Opening up a host of tabs from the search results, I stopped dead in my tracks upon finding AngusJ. To quote the site “PDFTK Builder & other PDF Resources for Windows”. I smiled for a bit giving myself a mental pat on the back for my awesome Google-Fu, and then I relayed the search terms to my friend (still on the phone, mind you) and directed him to the search result.

For some reason or another, he couldn’t download the software. It cut out half-way through the download. I didn’t try it myself, but instead my mind went into “Plan B” mode. I.e. investigating whether or not I could split the pdf for him, using the command-line pdftk which, for some reason, was already installed on my machine, a fact apt-get promptly informed me of when I tried to install it.
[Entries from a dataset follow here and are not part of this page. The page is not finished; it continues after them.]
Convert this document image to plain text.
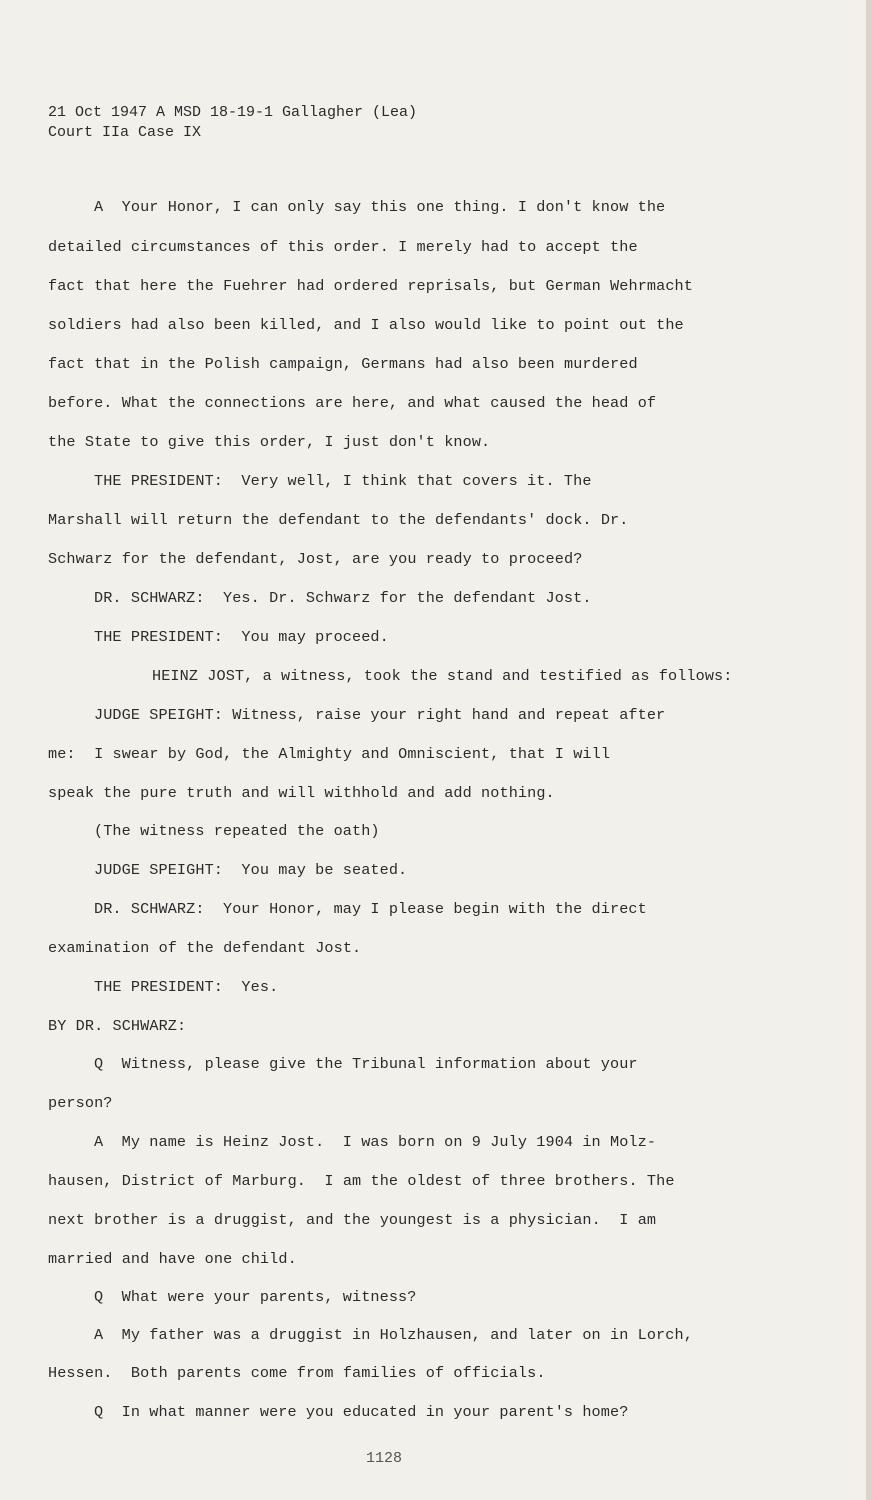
21 Oct 1947 A MSD 18-19-1 Gallagher (Lea)
Court IIa Case IX
A  Your Honor, I can only say this one thing. I don't know the
detailed circumstances of this order. I merely had to accept the
fact that here the Fuehrer had ordered reprisals, but German Wehrmacht
soldiers had also been killed, and I also would like to point out the
fact that in the Polish campaign, Germans had also been murdered
before. What the connections are here, and what caused the head of
the State to give this order, I just don't know.
THE PRESIDENT:  Very well, I think that covers it. The
Marshall will return the defendant to the defendants' dock. Dr.
Schwarz for the defendant, Jost, are you ready to proceed?
DR. SCHWARZ:  Yes. Dr. Schwarz for the defendant Jost.
THE PRESIDENT:  You may proceed.
HEINZ JOST, a witness, took the stand and testified as follows:
JUDGE SPEIGHT: Witness, raise your right hand and repeat after
me:  I swear by God, the Almighty and Omniscient, that I will
speak the pure truth and will withhold and add nothing.
(The witness repeated the oath)
JUDGE SPEIGHT:  You may be seated.
DR. SCHWARZ:  Your Honor, may I please begin with the direct
examination of the defendant Jost.
THE PRESIDENT:  Yes.
BY DR. SCHWARZ:
Q  Witness, please give the Tribunal information about your
person?
A  My name is Heinz Jost.  I was born on 9 July 1904 in Molz-
hausen, District of Marburg.  I am the oldest of three brothers. The
next brother is a druggist, and the youngest is a physician.  I am
married and have one child.
Q  What were your parents, witness?
A  My father was a druggist in Holzhausen, and later on in Lorch,
Hessen.  Both parents come from families of officials.
Q  In what manner were you educated in your parent's home?
1128
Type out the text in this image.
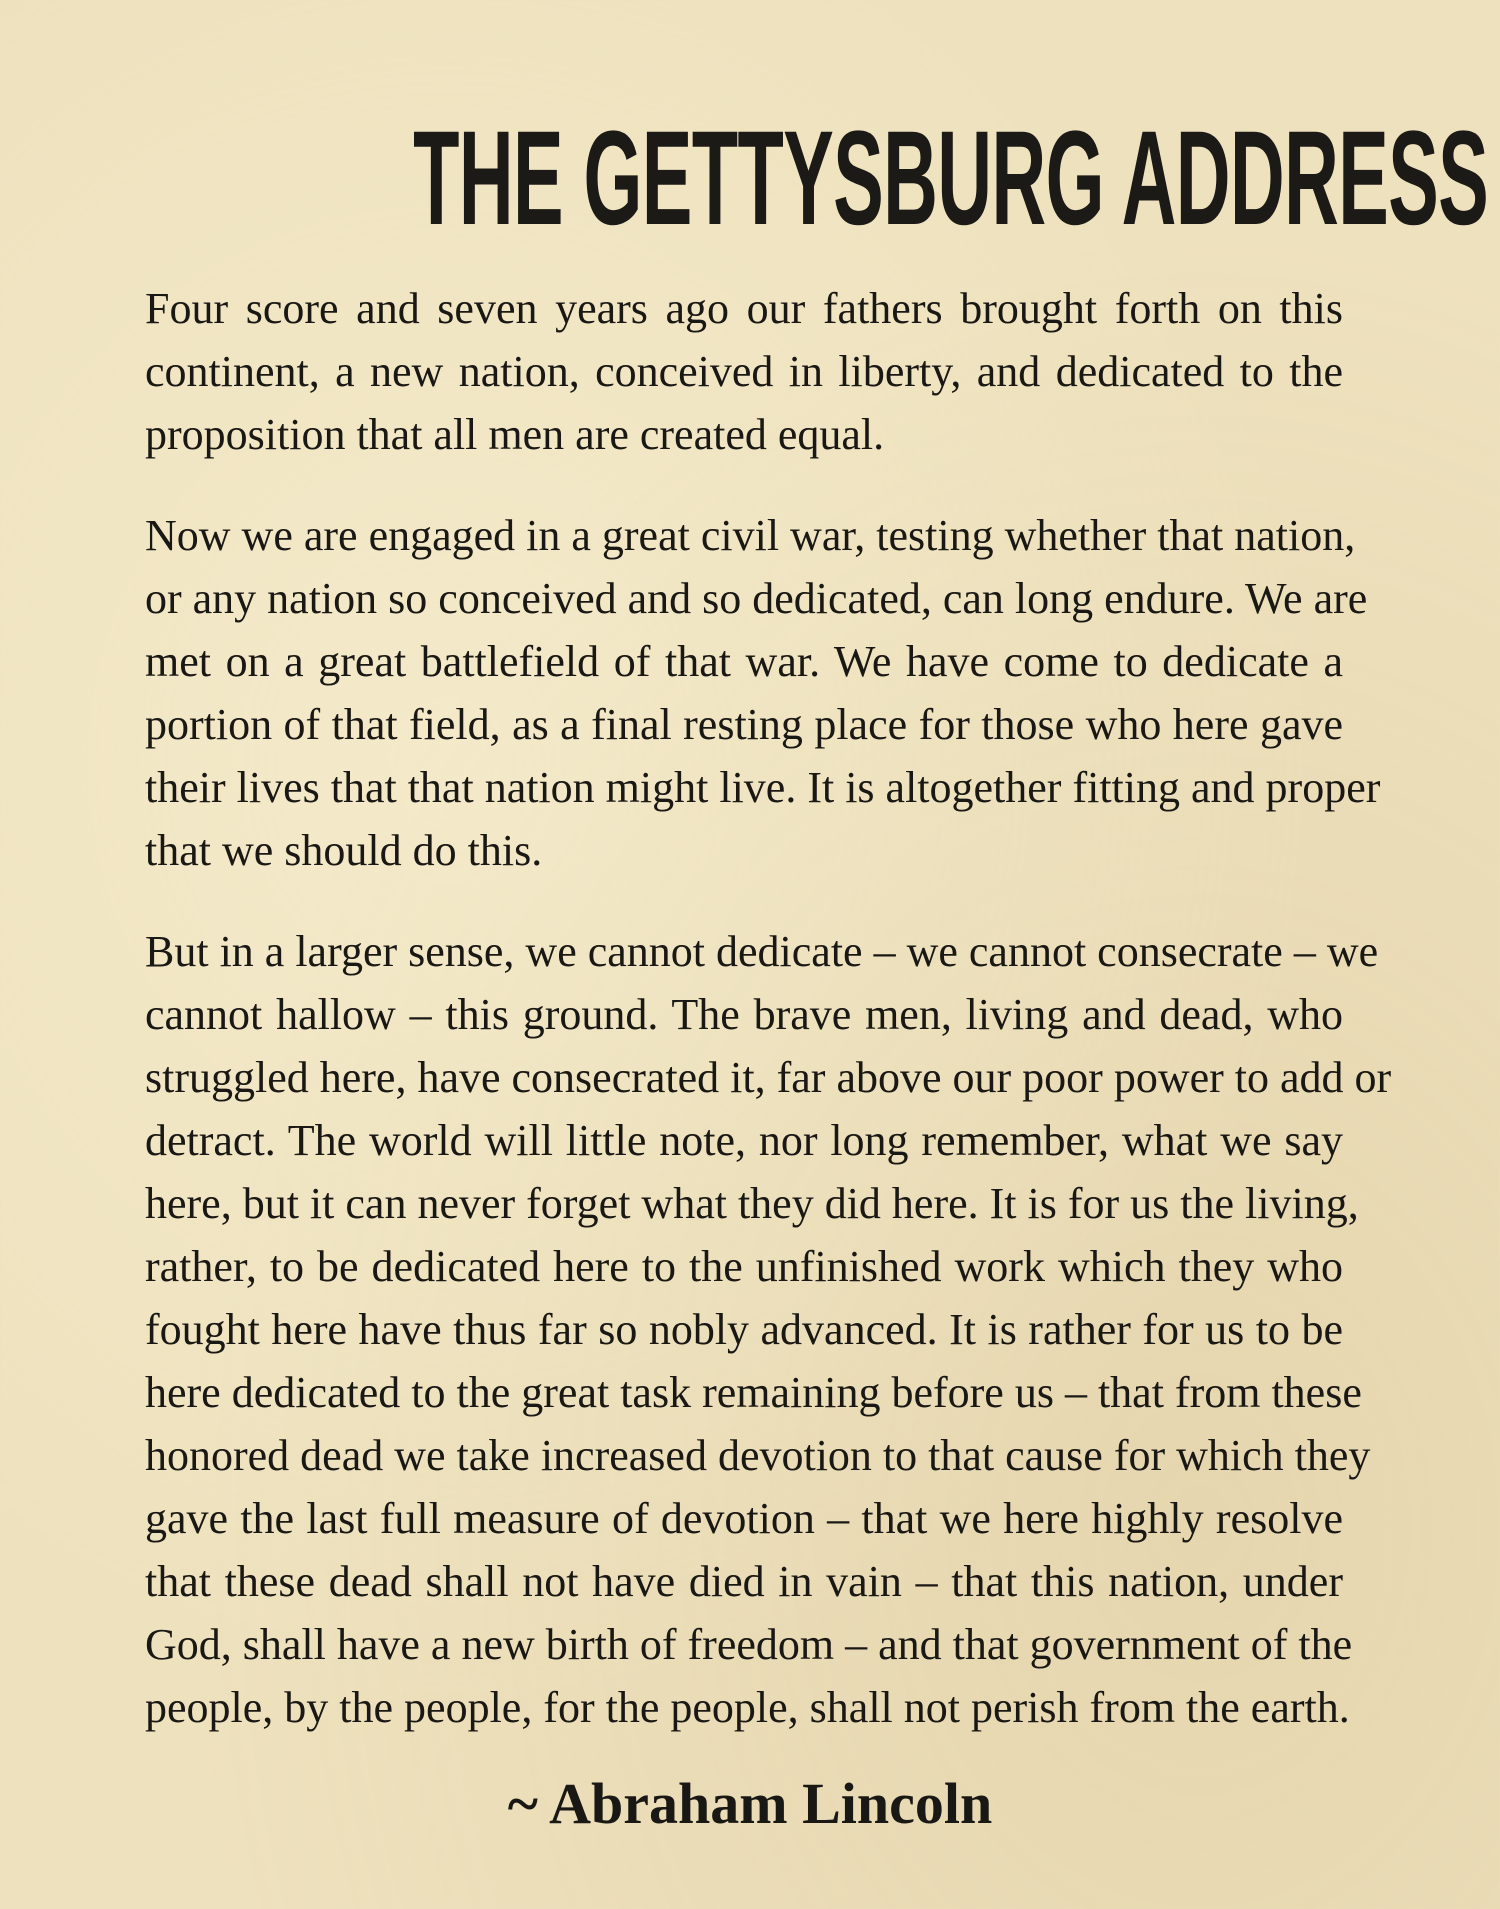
THE GETTYSBURG ADDRESS
Four score and seven years ago our fathers brought forth on this
continent, a new nation, conceived in liberty, and dedicated to the
proposition that all men are created equal.
Now we are engaged in a great civil war, testing whether that nation,
or any nation so conceived and so dedicated, can long endure. We are
met on a great battlefield of that war. We have come to dedicate a
portion of that field, as a final resting place for those who here gave
their lives that that nation might live. It is altogether fitting and proper
that we should do this.
But in a larger sense, we cannot dedicate – we cannot consecrate – we
cannot hallow – this ground. The brave men, living and dead, who
struggled here, have consecrated it, far above our poor power to add or
detract. The world will little note, nor long remember, what we say
here, but it can never forget what they did here. It is for us the living,
rather, to be dedicated here to the unfinished work which they who
fought here have thus far so nobly advanced. It is rather for us to be
here dedicated to the great task remaining before us – that from these
honored dead we take increased devotion to that cause for which they
gave the last full measure of devotion – that we here highly resolve
that these dead shall not have died in vain – that this nation, under
God, shall have a new birth of freedom – and that government of the
people, by the people, for the people, shall not perish from the earth.
~ Abraham Lincoln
Just then, it seems, he got a call from his boss, and splitting the pdf was no longer an issue. But as I had already started thinking about it, I simply continued my thought process and started experimenting.

Et voila:

pdftk [input_file] [action [arguments_for_action]] output [output_file]

or, more readble:

$ pdftk a_file.pdf cat 1 output page1.pdf
$ pdftk a_file.pdf cat 2 output page2.pdf
$ pdftk a_file.pdf cat 3-4 output pages3and4.pdf

in short… Awesome!

Of course, there are more uses for this toolkit, as stated on the Wikipedia page, and again on the official page, but since my friend only needed splitting, that is what I cover.

Also, for the record, when I later tried to download the AngusJ pdftk-builder, the download worked like a charm.